A 54-year-old woman presented with a self-detected mass in her right breast that was confirmed using mammography. Biopsy of the primary breast mass revealed invasive ductal carcinoma with lobular features that was ER-positive, PR-positive, and HER2-positive (3+ using IHC). She was treated with neoadjuvant dose-dense adriamycin and cyclophosphamide followed by 12 weeks of paclitaxel and trastuzumab. Chemotherapy was complicated by Grade 1 peripheral neuropathy and nausea. She then underwent lumpectomy of the right breast (final pathologic staging ypT2N0) followed by adjuvant radiation. After 12 weeks of single-agent trastuzumab treatment, an echocardiogram showed decreased ejection fraction. Trastuzumab was held briefly, but then resumed after a repeat echocardiogram showed stable cardiac function. Single-agent trastuzumab was ultimately discontinued early after 46 weeks when her ejection fraction declined again. The patient then continued on to endocrine therapy with anastrozole.

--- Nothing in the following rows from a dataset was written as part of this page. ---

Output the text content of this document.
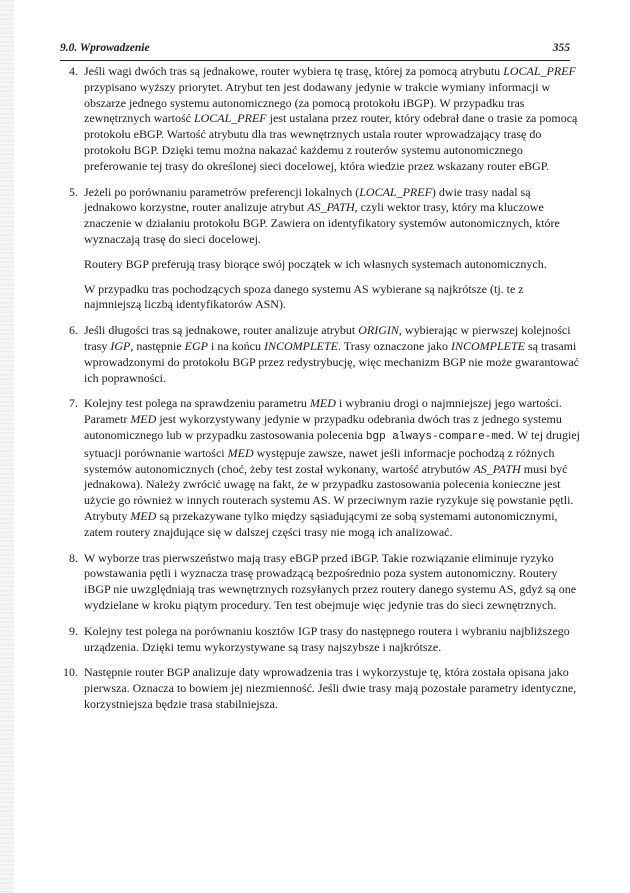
9.0. Wprowadzenie	355
4. Jeśli wagi dwóch tras są jednakowe, router wybiera tę trasę, której za pomocą atrybutu LOCAL_PREF przypisano wyższy priorytet. Atrybut ten jest dodawany jedynie w trakcie wymiany informacji w obszarze jednego systemu autonomicznego (za pomocą protokołu iBGP). W przypadku tras zewnętrznych wartość LOCAL_PREF jest ustalana przez router, który odebrał dane o trasie za pomocą protokołu eBGP. Wartość atrybutu dla tras wewnętrznych ustala router wprowadzający trasę do protokołu BGP. Dzięki temu można nakazać każdemu z routerów systemu autonomicznego preferowanie tej trasy do określonej sieci docelowej, która wiedzie przez wskazany router eBGP.
5. Jeżeli po porównaniu parametrów preferencji lokalnych (LOCAL_PREF) dwie trasy nadal są jednakowo korzystne, router analizuje atrybut AS_PATH, czyli wektor trasy, który ma kluczowe znaczenie w działaniu protokołu BGP. Zawiera on identyfikatory systemów autonomicznych, które wyznaczają trasę do sieci docelowej.
Routery BGP preferują trasy biorące swój początek w ich własnych systemach autonomicznych.
W przypadku tras pochodzących spoza danego systemu AS wybierane są najkrótsze (tj. te z najmniejszą liczbą identyfikatorów ASN).
6. Jeśli długości tras są jednakowe, router analizuje atrybut ORIGIN, wybierając w pierwszej kolejności trasy IGP, następnie EGP i na końcu INCOMPLETE. Trasy oznaczone jako INCOMPLETE są trasami wprowadzonymi do protokołu BGP przez redystrybucję, więc mechanizm BGP nie może gwarantować ich poprawności.
7. Kolejny test polega na sprawdzeniu parametru MED i wybraniu drogi o najmniejszej jego wartości. Parametr MED jest wykorzystywany jedynie w przypadku odebrania dwóch tras z jednego systemu autonomicznego lub w przypadku zastosowania polecenia bgp always-compare-med. W tej drugiej sytuacji porównanie wartości MED występuje zawsze, nawet jeśli informacje pochodzą z różnych systemów autonomicznych (choć, żeby test został wykonany, wartość atrybutów AS_PATH musi być jednakowa). Należy zwrócić uwagę na fakt, że w przypadku zastosowania polecenia konieczne jest użycie go również w innych routerach systemu AS. W przeciwnym razie ryzykuje się powstanie pętli. Atrybuty MED są przekazywane tylko między sąsiadującymi ze sobą systemami autonomicznymi, zatem routery znajdujące się w dalszej części trasy nie mogą ich analizować.
8. W wyborze tras pierwszeństwo mają trasy eBGP przed iBGP. Takie rozwiązanie eliminuje ryzyko powstawania pętli i wyznacza trasę prowadzącą bezpośrednio poza system autonomiczny. Routery iBGP nie uwzględniają tras wewnętrznych rozsyłanych przez routery danego systemu AS, gdyż są one wydzielane w kroku piątym procedury. Ten test obejmuje więc jedynie tras do sieci zewnętrznych.
9. Kolejny test polega na porównaniu kosztów IGP trasy do następnego routera i wybraniu najbliższego urządzenia. Dzięki temu wykorzystywane są trasy najszybsze i najkrótsze.
10. Następnie router BGP analizuje daty wprowadzenia tras i wykorzystuje tę, która została opisana jako pierwsza. Oznacza to bowiem jej niezmienność. Jeśli dwie trasy mają pozostałe parametry identyczne, korzystniejsza będzie trasa stabilniejsza.
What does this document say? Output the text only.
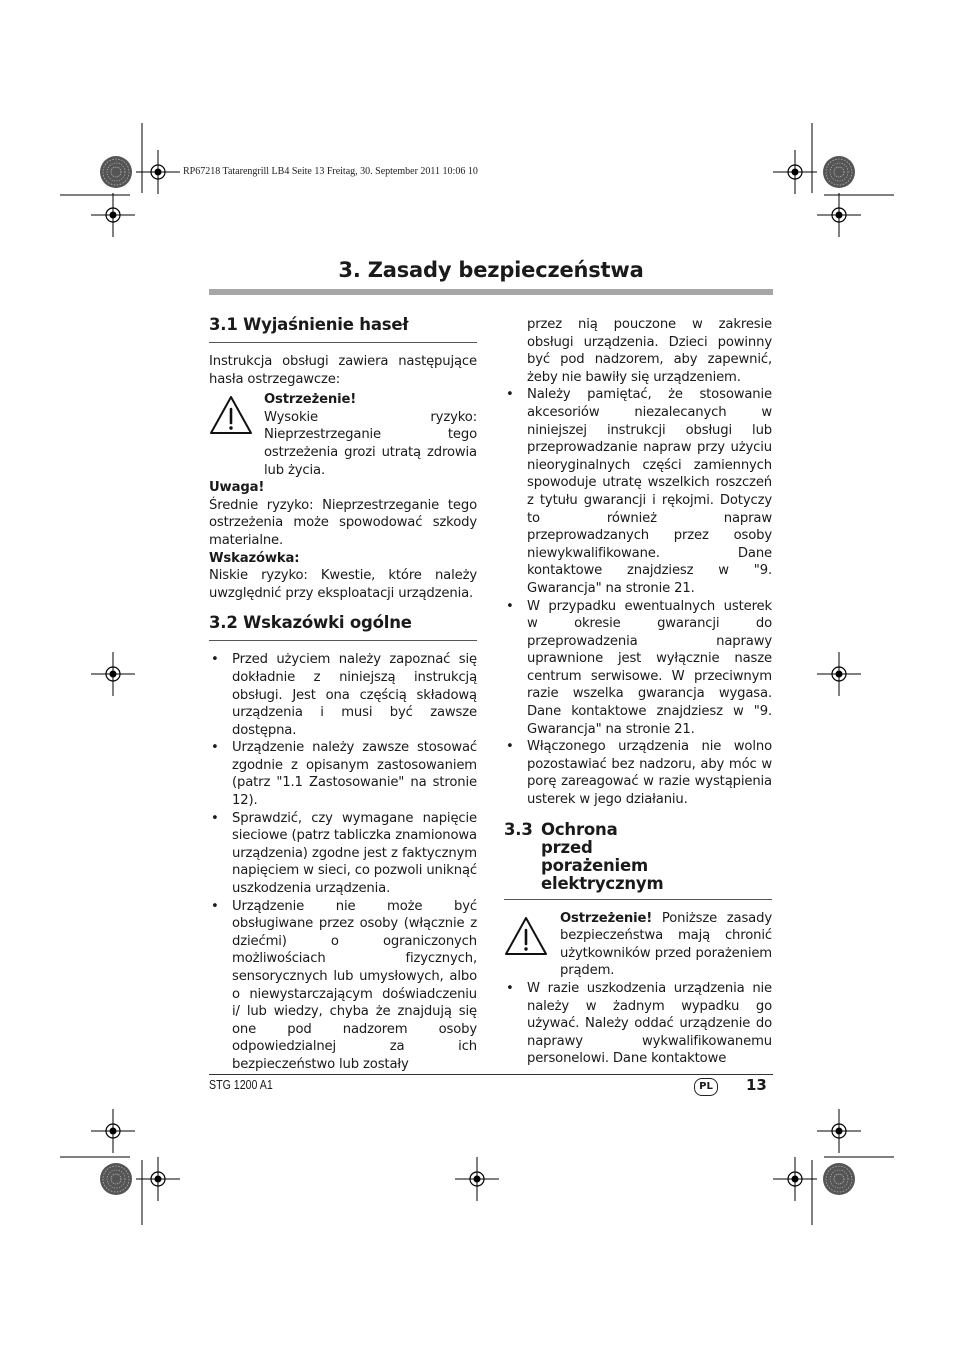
RP67218 Tatarengrill LB4 Seite 13 Freitag, 30. September 2011 10:06 10
3. Zasady bezpieczeństwa
3.1 Wyjaśnienie haseł

Instrukcja obsługi zawiera następujące hasła ostrzegawcze:

Ostrzeżenie!

Wysokie ryzyko: Nieprzestrzeganie tego ostrzeżenia grozi utratą zdrowia lub życia.

Uwaga!

Średnie ryzyko: Nieprzestrzeganie tego ostrzeżenia może spowodować szkody materialne.

Wskazówka:

Niskie ryzyko: Kwestie, które należy uwzględnić przy eksploatacji urządzenia.

3.2 Wskazówki ogólne
• Przed użyciem należy zapoznać się dokładnie z niniejszą instrukcją obsługi. Jest ona częścią składową urządzenia i musi być zawsze dostępna.
• Urządzenie należy zawsze stosować zgodnie z opisanym zastosowaniem (patrz "1.1 Zastosowanie" na stronie 12).
• Sprawdzić, czy wymagane napięcie sieciowe (patrz tabliczka znamionowa urządzenia) zgodne jest z faktycznym napięciem w sieci, co pozwoli uniknąć uszkodzenia urządzenia.
• Urządzenie nie może być obsługiwane przez osoby (włącznie z dziećmi) o ograniczonych możliwościach fizycznych, sensorycznych lub umysłowych, albo o niewystarczającym doświadczeniu i/ lub wiedzy, chyba że znajdują się one pod nadzorem osoby odpowiedzialnej za ich bezpieczeństwo lub zostały

przez nią pouczone w zakresie obsługi urządzenia. Dzieci powinny być pod nadzorem, aby zapewnić, żeby nie bawiły się urządzeniem.

• Należy pamiętać, że stosowanie akcesoriów niezalecanych w niniejszej instrukcji obsługi lub przeprowadzanie napraw przy użyciu nieoryginalnych części zamiennych spowoduje utratę wszelkich roszczeń z tytułu gwarancji i rękojmi. Dotyczy to również napraw przeprowadzanych przez osoby niewykwalifikowane. Dane kontaktowe znajdziesz w "9. Gwarancja" na stronie 21.
• W przypadku ewentualnych usterek w okresie gwarancji do przeprowadzenia naprawy uprawnione jest wyłącznie nasze centrum serwisowe. W przeciwnym razie wszelka gwarancja wygasa. Dane kontaktowe znajdziesz w "9. Gwarancja" na stronie 21.
• Włączonego urządzenia nie wolno pozostawiać bez nadzoru, aby móc w porę zareagować w razie wystąpienia usterek w jego działaniu.
3.3 Ochrona przed porażeniem elektrycznym

Ostrzeżenie! Poniższe zasady bezpieczeństwa mają chronić użytkowników przed porażeniem prądem.

• W razie uszkodzenia urządzenia nie należy w żadnym wypadku go używać. Należy oddać urządzenie do naprawy wykwalifikowanemu personelowi. Dane kontaktowe
STG 1200 A1	PL	13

Less than 1 year later, the patient presented with repeated episodes of erythema of the right breast that persisted despite multiple courses of antibiotics. Skin biopsy revealed an inflammatory breast cancer recurrence that was ER-negative, PR-negative, and HER2 equivocal (2+ using IHC, fluorescent in situ hybridization [FISH] 4.3 HER2 copies per cell). Systemic therapy was restarted with docetaxel and carboplatin. Because of only moderate response to chemotherapy, trastuzumab and pertuzumab were added after 4 cycles of docetaxel and carboplatin. After completing 6 cycles of docetaxel/carboplatin and 2 cycles of trastuzumab/pertuzumab, she developed new nodularity of the breast, for which biopsies were positive for dermal recurrence. She underwent bilateral mastectomy and pathology showed residual disease (stage ypT4dypN3) that was ER-negative, PR-negative, and HER2-negative (2+ using IHC, FISH 3.4 HER2 copies per cell). After multidisciplinary discussion, she was treated with radiation and single-agent trastuzumab. Pertuzumab and anastrozole were added to the treatment regimen after she completed radiation, because of the HER2 and hormone receptor status of her initial tumor.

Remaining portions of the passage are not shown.